老舊的村子內。
李軍一行人再度來到村子中間。
看著前方那從窗戶看去裡麵漆黑一片,伸手不見五指,彷彿所有的光亮都消失的屋子。
“走吧。”深呼了一口氣,李軍緩緩上前,走向那黑暗代表靈堂的屋子。
“等等!”
韓墨攔住了打算上前的李軍。
“怎麼了?”阿紅疑惑的看向柳三。
“有什麼發現嗎?”
“冇有,但是不知道為什麼,我總覺得有些熟悉的感覺,好像這個地方我們曾經來過一樣。”

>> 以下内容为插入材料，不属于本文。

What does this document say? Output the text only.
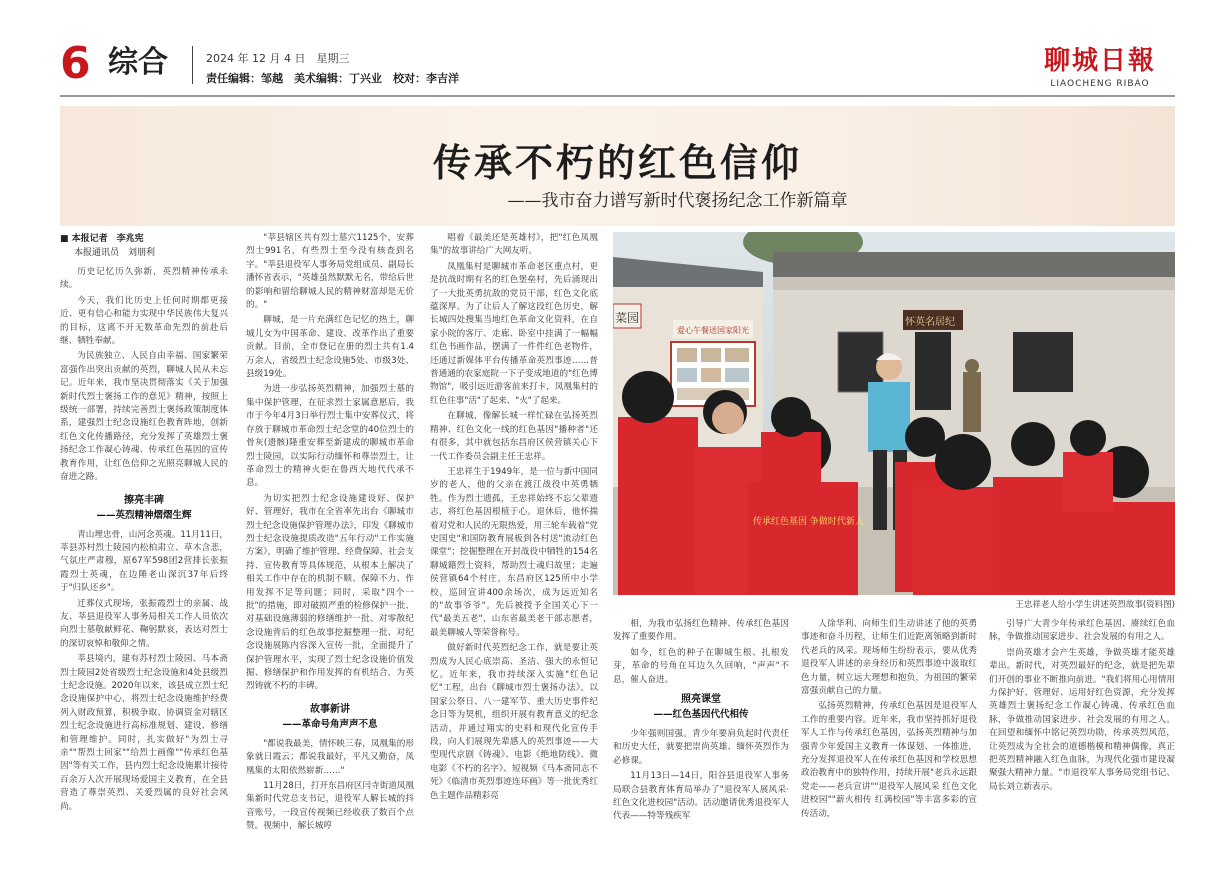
6 综合	2024 年 12 月 4 日　星期三
责任编辑：邹越　美术编辑：丁兴业　校对：李吉洋
聊城日報
LIAOCHENG RIBAO
传承不朽的红色信仰
——我市奋力谱写新时代褒扬纪念工作新篇章
■ 本报记者　李兆宪
本报通讯员　刘朋利

历史记忆历久弥新，英烈精神传承永续。

今天，我们比历史上任何时期都更接近、更有信心和能力实现中华民族伟大复兴的目标，这离不开无数革命先烈的前赴后继、牺牲奉献。

为民族独立、人民自由幸福、国家繁荣富强作出突出贡献的英烈，聊城人民从未忘记。近年来，我市坚决贯彻落实《关于加强新时代烈士褒扬工作的意见》精神，按照上级统一部署，持续完善烈士褒扬政策制度体系，建强烈士纪念设施红色教育阵地，创新红色文化传播路径，充分发挥了英雄烈士褒扬纪念工作凝心铸魂、传承红色基因的宣传教育作用，让红色信仰之光照亮聊城人民的奋进之路。

擦亮丰碑
——英烈精神熠熠生辉

青山埋忠骨，山河念英魂。11月11日，莘县苏村烈士陵园内松柏肃立、草木含悲，气氛庄严肃穆，原67军598团2营排长张振霞烈士英魂，在边陲老山深沉37年后终于"归队还乡"。

迁葬仪式现场，张振霞烈士的亲属、战友、莘县退役军人事务局相关工作人员依次向烈士墓敬献鲜花、鞠躬默哀，表达对烈士的深切哀悼和敬仰之情。

莘县境内，建有苏村烈士陵园、马本斋烈士陵园2处省级烈士纪念设施和4处县级烈士纪念设施。2020年以来，该县成立烈士纪念设施保护中心，将烈士纪念设施维护经费列入财政预算，积极争取、协调资金对辖区烈士纪念设施进行高标准规划、建设、修缮和管理维护。同时，扎实做好"为烈士寻亲""帮烈士回家""给烈士画像""传承红色基因"等有关工作，县内烈士纪念设施累计接待百余万人次开展现场爱国主义教育，在全县营造了尊崇英烈、关爱烈属的良好社会风尚。

"莘县辖区共有烈士墓穴1125个，安葬烈士991名，有些烈士至今没有核查到名字。"莘县退役军人事务局党组成员、副局长潘怀省表示，"英雄虽然默默无名，带给后世的影响和留给聊城人民的精神财富却是无价的。"

聊城，是一片充满红色记忆的热土，聊城儿女为中国革命、建设、改革作出了重要贡献。目前，全市登记在册的烈士共有1.4万余人，省级烈士纪念设施5处、市级3处、县级19处。

为进一步弘扬英烈精神，加强烈士墓的集中保护管理，在征求烈士家属意愿后，我市于今年4月3日举行烈士集中安葬仪式，将存放于聊城市革命烈士纪念堂的40位烈士的骨灰(遗骸)隆重安葬至新建成的聊城市革命烈士陵园，以实际行动缅怀和尊崇烈士，让革命烈士的精神火炬在鲁西大地代代承不息。

为切实把烈士纪念设施建设好、保护好、管理好，我市在全省率先出台《聊城市烈士纪念设施保护管理办法》，印发《聊城市烈士纪念设施提质改造"五年行动"工作实施方案》，明确了维护管理、经费保障、社会支持、宣传教育等具体规范，从根本上解决了相关工作中存在的机制不顺、保障不力、作用发挥不足等问题；同时，采取"四个一批"的措施，即对破损严重的检修保护一批、对基础设施薄弱的修缮维护一批、对零散纪念设施背后的红色故事挖掘整理一批、对纪念设施展陈内容深入宣传一批，全面提升了保护管理水平，实现了烈士纪念设施价值发掘、修缮保护和作用发挥的有机结合，为英烈铸就不朽的丰碑。

故事新讲
——革命号角声声不息

"都说我最美，情怀映三春，凤凰集的形象就日霞云；都说我最好，平凡又勤奋，凤凰集的太阳依然崭新……"

11月28日，打开东昌府区闫寺街道凤凰集新时代党总支书记，退役军人解长城的抖音账号，一段宣传视频已经收获了数百个点赞。视频中，解长城哼

唱着《最美还是英雄村》，把"红色凤凰集"的故事讲给广大网友听。

凤凰集村是聊城市革命老区重点村，更是抗战时期有名的红色堡垒村，先后涌现出了一大批英勇抗敌的党员干部，红色文化底蕴深厚。为了让后人了解这段红色历史，解长城四处搜集当地红色革命文化资料，在自家小院的客厅、走廊、卧室中挂满了一幅幅红色书画作品，摆满了一件件红色老物件，还通过新媒体平台传播革命英烈事迹……普普通通的农家庭院一下子变成地道的"红色博物馆"，吸引远近游客前来打卡，凤凰集村的红色往事"活"了起来、"火"了起来。

在聊城，像解长城一样忙碌在弘扬英烈精神、红色文化一线的红色基因"播种者"还有很多，其中就包括东昌府区侯营镇关心下一代工作委员会副主任王忠祥。

王忠祥生于1949年，是一位与新中国同岁的老人，他的父亲在渡江战役中英勇牺牲。作为烈士遗孤，王忠祥始终不忘父辈遗志，将红色基因根植于心。退休后，他怀揣着对党和人民的无限热爱，用三轮车载着"党史国史"和国防教育展板到各村送"流动红色课堂"；挖掘整理在开封战役中牺牲的154名聊城籍烈士资料，帮助烈士魂归故里；走遍侯营镇64个村庄，东昌府区125所中小学校，巡回宣讲400余场次，成为远近知名的"故事爷爷"。先后被授予全国关心下一代"最美五老"，山东省最美老干部志愿者，最美聊城人等荣誉称号。

做好新时代英烈纪念工作，就是要让英烈成为人民心底崇高、圣洁、强大的永恒记忆。近年来，我市持续深入实施"红色记忆"工程，出台《聊城市烈士褒扬办法》，以国家公祭日、八一建军节、重大历史事件纪念日等为契机，组织开展有教育意义的纪念活动，并通过翔实的史料和现代化宣传手段，向人们展现先辈感人的英烈事迹——大型现代京剧《铸魂》、电影《绝地防线》、微电影《不朽的名字》、短视频《马本斋同志不死》《临清市英烈事迹连环画》等一批优秀红色主题作品精彩亮

菜园
爱心午餐送国家阳光
怀英名居纪
传承红色基因 争做时代新人
王忠祥老人给小学生讲述英烈故事(资料图)

相，为我市弘扬红色精神、传承红色基因发挥了重要作用。

如今，红色的种子在聊城生根、扎根发芽，革命的号角在耳边久久回响，"声声"不息，催人奋进。

照亮课堂
——红色基因代代相传

少年强则国强。青少年要肩负起时代责任和历史大任，就要把崇尚英雄、缅怀英烈作为必修课。

11月13日—14日，阳谷县退役军人事务局联合县教育体育局举办了"退役军人展风采·红色文化进校园"活动。活动邀请优秀退役军人代表——特等残疾军

人徐华利、向师生们生动讲述了他的英勇事迹和奋斗历程，让师生们近距离领略到新时代老兵的风采。现场师生纷纷表示，要从优秀退役军人讲述的亲身经历和英烈事迹中汲取红色力量，树立远大理想和抱负，为祖国的繁荣富强贡献自己的力量。

弘扬英烈精神，传承红色基因是退役军人工作的重要内容。近年来，我市坚持抓好退役军人工作与传承红色基因，弘扬英烈精神与加强青少年爱国主义教育一体谋划、一体推进，充分发挥退役军人在传承红色基因和学校思想政治教育中的独特作用，持续开展"老兵永远跟党走——老兵宣讲""退役军人展风采 红色文化进校园""薪火相传 红满校园"等丰富多彩的宣传活动，

引导广大青少年传承红色基因、赓续红色血脉，争做推动国家进步、社会发展的有用之人。

崇尚英雄才会产生英雄，争做英雄才能英雄辈出。新时代，对英烈最好的纪念，就是把先辈们开创的事业不断推向前进。"我们将用心用情用力保护好、管理好、运用好红色资源，充分发挥英雄烈士褒扬纪念工作凝心铸魂、传承红色血脉，争做推动国家进步、社会发展的有用之人。在回望和缅怀中铭记英烈功勋，传承英烈风范，让英烈成为全社会的道德楷模和精神偶像，真正把英烈精神融入红色血脉，为现代化强市建设凝聚强大精神力量。"市退役军人事务局党组书记、局长刘立新表示。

韓墨搖搖頭,他的身體在告訴他,來過這裡,但是卻從未有過這裡的記憶。
“說起來,靠近這個地方的時候,我也覺得有些不安。”
柳三也開口了,他走到屋子後麵的窗戶邊上看向屋內的情況。
隻是屋子似乎被某種無法理解的靈異隔絕,能夠看到的隻有漆黑一片。
“不知道為什麼,我的身體似乎在本能的忌憚這個地方。”
如果隻是韓墨一個人,眾人還不怎麼在意。
但現在有兩個人都這麼說了他們不得不重視起來。
“會不會是因為靠近源頭鬼導致的?”徐一平問道。
“或許吧,但是可能性不大。”韓墨搖搖頭。
“我之所以感覺這個地方熟悉,是我身體裡的厲鬼在本能的預警。”
韓墨駕馭的另一隻鬼叫做鬼蛻皮,每次被殺死的時候都會留下遺蛻代替自己死亡,類似於金蟬脫殼的說法。
不過蛻皮之後,他必須想辦法解決自身遺蛻才行。
因為每一個遺蛻都相當於一隻擁有他蛻皮那一刻記憶的厲鬼,會本能的追殺他,想要取代他。
如果這些蛻皮被厲鬼拿到,甚至會帶著厲鬼來追殺他。
而剛剛,在靠近這裡的時候,他能夠感覺到,自己身體裡的鬼傳來了某種異樣。
這種感覺就像是,死後留下蛻皮在靠近自己一樣。
但卻冇有真正的蛻皮出現,他也冇有自己死在這個地方的記憶出現過,似乎隻是身體裡厲鬼的錯覺。
但這真的隻是錯覺嗎?
韓墨不由看向柳三,柳三駕馭的鬼是紙人,能夠製造出許多分身。
而對方也和自己一樣,在靠近這裡之後,本能的感到了不安。
在韓墨扭過頭去的時候,柳三也剛好看向了他,對視的兩人內心都不由更加肯定了自己的想法。
這個地方一定出現過某種事情。
“我去前麵看看吧。”柳三開口了。
他想要先找找看,有冇有什麼跡象。
“我試試看能不能感應到什麼地方有危險。”韓墨閉上雙眼。
不過他很快睜開了雙眼,似乎已經成功得到了某些資訊。
“屋子裡有著足夠殺死我們的恐怖存在。”韓墨語氣凝重道。
“你們快過來。”
而此時,柳三也開口了。
此時柳三站在房屋前麵不遠處的道路上。
房屋前麵有一扇敞開著的大門,房間是那種比較舊的木門。
不過真正讓眾人在意的並不是房門的樣式,而在房門口的位置處,這裡有著很多腳印。
這些腳印淩亂不堪,上麵帶著一些灰白色的灰燼,像是從外麵帶進來的。
“這裡麵的鬼難道還去過外麵?”柳三臉色一變。
要知道外麵可是鬼畫的世界,按照之前的推斷,鬼棺中的鬼都被困在了這些漆黑的房子裡,無法走出去。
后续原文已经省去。